Thursday, April 21, 2011

Matthew 4: 12-25

In Matthew 4:12, Jesus heard that John had been put in prison so he withdrew to Galilee. Here we have Jesus hiding out again. Herod threatens--time to head to Egypt. John the Baptist is arrested--time to head to Galilee. Specifically, Jesus headed to Capernaum, which Matthew says fills another prophecy from Isaiah which shows that Jesus is the Messiah.

Capernaum is one of those words that has always bugged me because of its pronunciation. One would think it would be straightforward, but you can hear it pronounced here. How do you get a "knee" sound of "n-a"? As a kid, I always figured that Capernaum must be roughly in the same location as Capernium, so it was annoying to find out they were the same place. At any rate, Capernaum is a pretty place to hang out and conduct a ministry since it's on the Sea of Galilee.

Jesus starts collecting disciples, the twelve guys who'll hang out with him throughout his ministry. Either Jesus is extremely charismatic or the disciples are tired of their jobs, because they all readily drop their life pursuits to follow him. He meets two of them, Simon Peter and Andrew, fishing and says, follow me. So they do. In the version I'm reading, the New International Version, he says Come, follow me, and I will send you to fish for people. Fish for people just isn't as poetic as the King James version: I will make you fishers of men.

He gathers a couple more disciples, Zebedee and John, who again drop everything and follow him.

Jesus teaches in synagogues, tells everyone that the kingdom of God is at hand and he heals sick people. It's the healing of the sick that makes him famous. Verse 24 lists the type of people he heals: those which were possessed with devils, and those which were lunatick, and those that had the palsy, according to King James, or those suffering severe pain, the demon-possessed, those having seizures, and the paralyzed according to New International.
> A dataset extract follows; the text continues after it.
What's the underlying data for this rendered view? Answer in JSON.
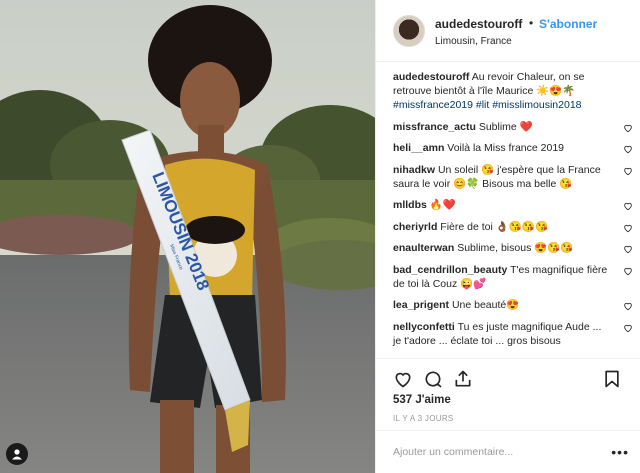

In the diverse thousands of denominations which are part of Christianity, you end up with a lot of interpretations about demon-possession. Some denominations feel that the times of demon possession are past; others interpret demon possession broadly to cover problems ranging from disbelief to the perils of modern life to the kind of possession that you need an exorcist to cast out. I view these denominations on a scale of fairly rational people to absolute whacked out crazies. But hey, they all get tax-exempt status on church property and even when they don't respect each other's beliefs, we, as atheists, are supposed to respect (or at least tolerate) them all.